Seolah-olah itu belum cukup, Nissan dikabarkan sedang menjajaki merger dengan Honda. Menurut Eks bos Nissan, Carlos Ghosn situasi ini menimbulkan masalah besar bagi Nissan, dan tampaknya, Honda tidak terlalu bersemangat untuk terlibat.


“Ini adalah langkah putus asa,” kata Ghosn pada hari Jumat di Bloomberg Television.

“Ini bukan kesepakatan pragmatis karena terus terang, sinergi antara kedua perusahaan sulit ditemukan. Praktis tidak ada [hubungan] yang saling melengkapi antara kedua perusahaan. Mereka berada di pasar yang sama. Mereka [dalam] produk yang sama. Merek-mereknya sangat mirip,” kata Ghosn.

“Jadi dengan cara tertentu dari satu sisi, Nissan adalah langkah putus asa untuk mencoba menemukan masa depan,” lanjut Ghosn.

“Dan dari sisi lain, Honda, yang jika saya mengerti dengan baik, mereka tidak terlalu bersemangat tentang langkah ini tetapi, Anda tahu, Anda harus mengandalkan METI di Jepang.”

Yang dia maksud adalah Kementerian Ekonomi, Perdagangan, dan Industri (METI). Pada dasarnya, Ghosn percaya bahwa METI menekan Honda untuk melakukan kesepakatan ini karena pada akhirnya akan menjaga salah satu merek terbesar Jepang tetap hidup.

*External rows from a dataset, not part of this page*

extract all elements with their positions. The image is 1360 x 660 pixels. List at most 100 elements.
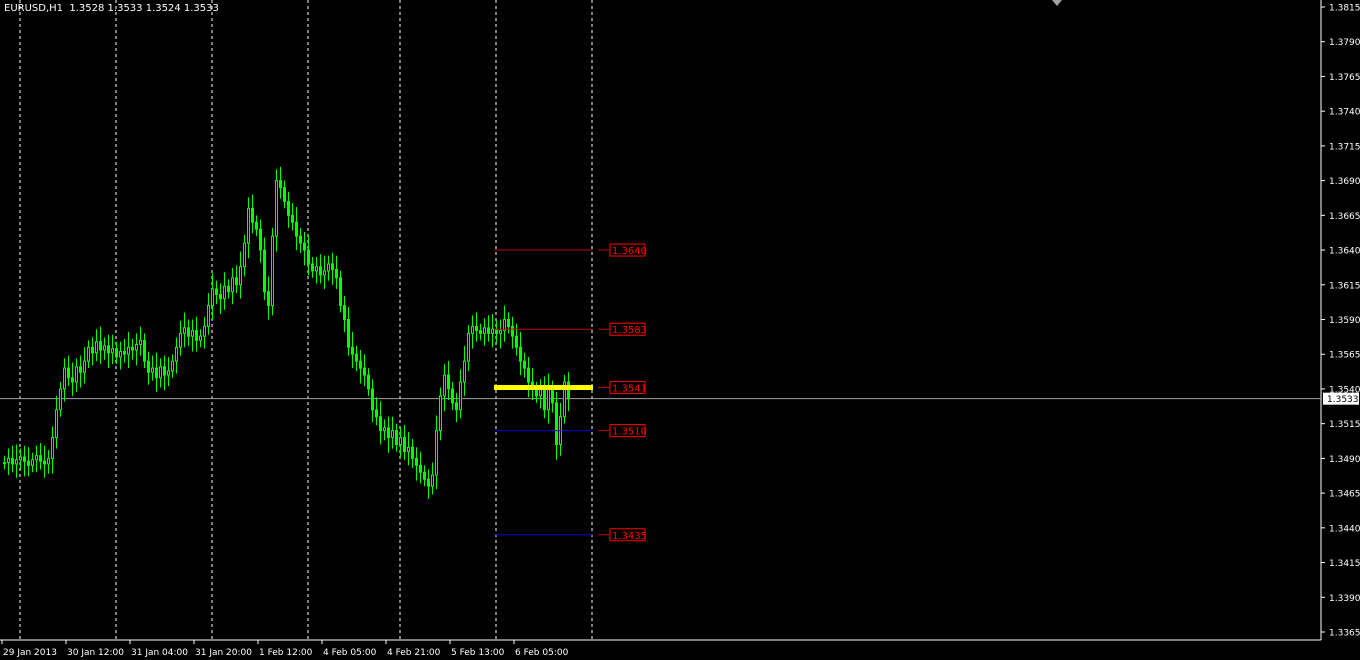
candle-body — [423, 471, 426, 480]
candle-body — [211, 288, 214, 307]
candle-body — [103, 345, 106, 351]
candle-body — [7, 457, 10, 464]
candle-body — [223, 285, 226, 300]
level-label: 1.3583 — [612, 325, 647, 336]
candle-body — [519, 346, 522, 362]
level-label-box — [609, 243, 646, 257]
candle-body — [107, 345, 110, 354]
x-tick-label: 30 Jan 12:00 — [67, 648, 124, 658]
candle-body — [79, 366, 82, 373]
y-tick-label: 1.3515 — [1329, 420, 1360, 430]
candle-body — [143, 339, 146, 362]
candle-body — [319, 266, 322, 276]
candle-body — [119, 350, 122, 358]
y-tick-label: 1.3365 — [1329, 629, 1360, 639]
candle-body — [555, 402, 558, 446]
candle-body — [131, 346, 134, 351]
candle-body — [355, 353, 358, 362]
candle-body — [15, 459, 18, 465]
candle-body — [427, 478, 430, 487]
candle-body — [439, 395, 442, 432]
candle-body — [327, 263, 330, 272]
candle-body — [447, 374, 450, 390]
candle-body — [191, 330, 194, 337]
candle-body — [83, 360, 86, 373]
candle-body — [503, 319, 506, 332]
candle-body — [275, 180, 278, 237]
y-tick-label: 1.3740 — [1329, 108, 1360, 118]
candle-body — [239, 266, 242, 286]
candle-body — [387, 427, 390, 439]
candle-body — [343, 305, 346, 321]
y-tick-label: 1.3440 — [1329, 524, 1360, 534]
candle-body — [383, 427, 386, 432]
candle-body — [551, 388, 554, 404]
candle-body — [255, 221, 258, 230]
candle-body — [135, 344, 138, 351]
candle-body — [179, 332, 182, 348]
candle-body — [315, 266, 318, 272]
candle-body — [459, 381, 462, 411]
candle-body — [311, 263, 314, 272]
candle-body — [391, 430, 394, 439]
candle-body — [527, 367, 530, 383]
x-tick-label: 4 Feb 05:00 — [323, 648, 377, 658]
x-tick-label: 31 Jan 20:00 — [195, 648, 252, 658]
candle-body — [347, 319, 350, 348]
candle-body — [483, 327, 486, 334]
level-label: 1.3541 — [612, 384, 647, 395]
candle-body — [163, 366, 166, 376]
ohlc-readout: 1.3528 1.3533 1.3524 1.3533 — [69, 3, 219, 14]
candle-body — [375, 409, 378, 418]
level-label: 1.3435 — [612, 531, 647, 542]
candle-body — [19, 456, 22, 461]
candle-body — [491, 328, 494, 334]
level-label: 1.3510 — [612, 427, 647, 438]
candle-body — [371, 388, 374, 411]
candle-body — [399, 437, 402, 445]
level-label-box — [609, 424, 646, 438]
candle-body — [267, 291, 270, 307]
y-tick-label: 1.3565 — [1329, 351, 1360, 361]
x-tick-label: 6 Feb 05:00 — [515, 648, 569, 658]
candle-body — [367, 374, 370, 390]
candle-body — [59, 388, 62, 411]
candle-body — [479, 330, 482, 334]
candle-body — [155, 367, 158, 379]
candle-body — [419, 464, 422, 473]
candle-body — [475, 325, 478, 332]
x-tick-label: 29 Jan 2013 — [3, 648, 57, 658]
candle-body — [287, 200, 290, 216]
candle-body — [187, 327, 190, 337]
candle-body — [359, 360, 362, 369]
candle-body — [299, 235, 302, 244]
y-tick-label: 1.3590 — [1329, 316, 1360, 326]
candle-body — [567, 381, 570, 400]
candle-body — [543, 388, 546, 411]
current-price-box — [1323, 392, 1359, 405]
candle-body — [331, 263, 334, 271]
candle-body — [67, 367, 70, 379]
candle-body — [303, 242, 306, 251]
candle-body — [175, 346, 178, 362]
candle-body — [215, 288, 218, 296]
candle-body — [123, 350, 126, 355]
candle-body — [95, 341, 98, 354]
y-tick-label: 1.3415 — [1329, 559, 1360, 569]
chart-shift-marker — [1052, 0, 1062, 6]
candle-body — [3, 462, 6, 465]
candle-body — [523, 360, 526, 369]
candle-body — [455, 402, 458, 411]
current-price-label: 1.3533 — [1327, 395, 1359, 405]
candle-body — [111, 348, 114, 354]
candle-body — [271, 235, 274, 307]
candle-body — [51, 437, 54, 459]
candle-body — [75, 366, 78, 383]
candle-body — [295, 221, 298, 237]
candle-body — [203, 325, 206, 337]
candle-body — [99, 341, 102, 351]
y-tick-label: 1.3465 — [1329, 490, 1360, 500]
y-tick-label: 1.3665 — [1329, 212, 1360, 222]
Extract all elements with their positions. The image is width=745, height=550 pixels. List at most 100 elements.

“Setelah tinggal di Jepang selama bertahun-tahun, saya mengerti betapa berpengaruhnya METI,” jelas Ghosn.

“Menurut pendapat saya, tidak ada logika industri untuk itu, tetapi ada saat ketika Anda harus memilih antara kinerja dan kontrol. Jelas, jika Anda dapat memiliki keduanya, itu lebih baik. Tetapi ada saat-saat ketika Anda harus memilih, dan tanpa keraguan, dengan METI dan semua yang saya tahu darinya, mereka lebih memilih kontrol atas kinerja. Jadi mereka mendorong Honda ke dalam kesepakatan, tanpa keraguan,” kata Ghosn.

Nissan secara global sedang mengalami krisis karena penjualan yang terus menurun di dua pasar terbesar mereka di China dan Amerika Serikat.

Pada paruh pertama tahun fiskal 2024 misalnya, penjualan Nissan turun 3,8%, menjadi 1,59 juta unit. China sebagai salah satu pasar terbesar Nissan bahkan mengalami penurunan yang lebih tajam, yakni mencapai 14,3%.

Kondisi tersebut semakin diperburuk oleh maraknya mobil listrik murah dari China yang menawarkan harga kompetitif dan berhasil merebut pangsa pasar global. Jika kondisi seperti ini terus berlanjut, Nissan diperkirakan akan menghadapi utang terbesar dalam sejarahnya pada 2026, yang bisa mencapai USD 5,6 miliar atau setara Rp 85 triliun.

Dalam laman BBC, raksasa pembuat mobil asal Jepang itu mengatakan akan memangkas 9.000 pekerjaan di seluruh dunia dalam upaya penghematan biaya yang akan membuat produksi globalnya berkurang seperlima.

Produksi di AS dan China turun 15%, sementara produksi di Inggris anjlok 23% dan produksi di Jepang menyusut 4%. Titik terang Nissan berada di Meksiko, di mana produksi naik 12% menjadi 70.382 kendaraan.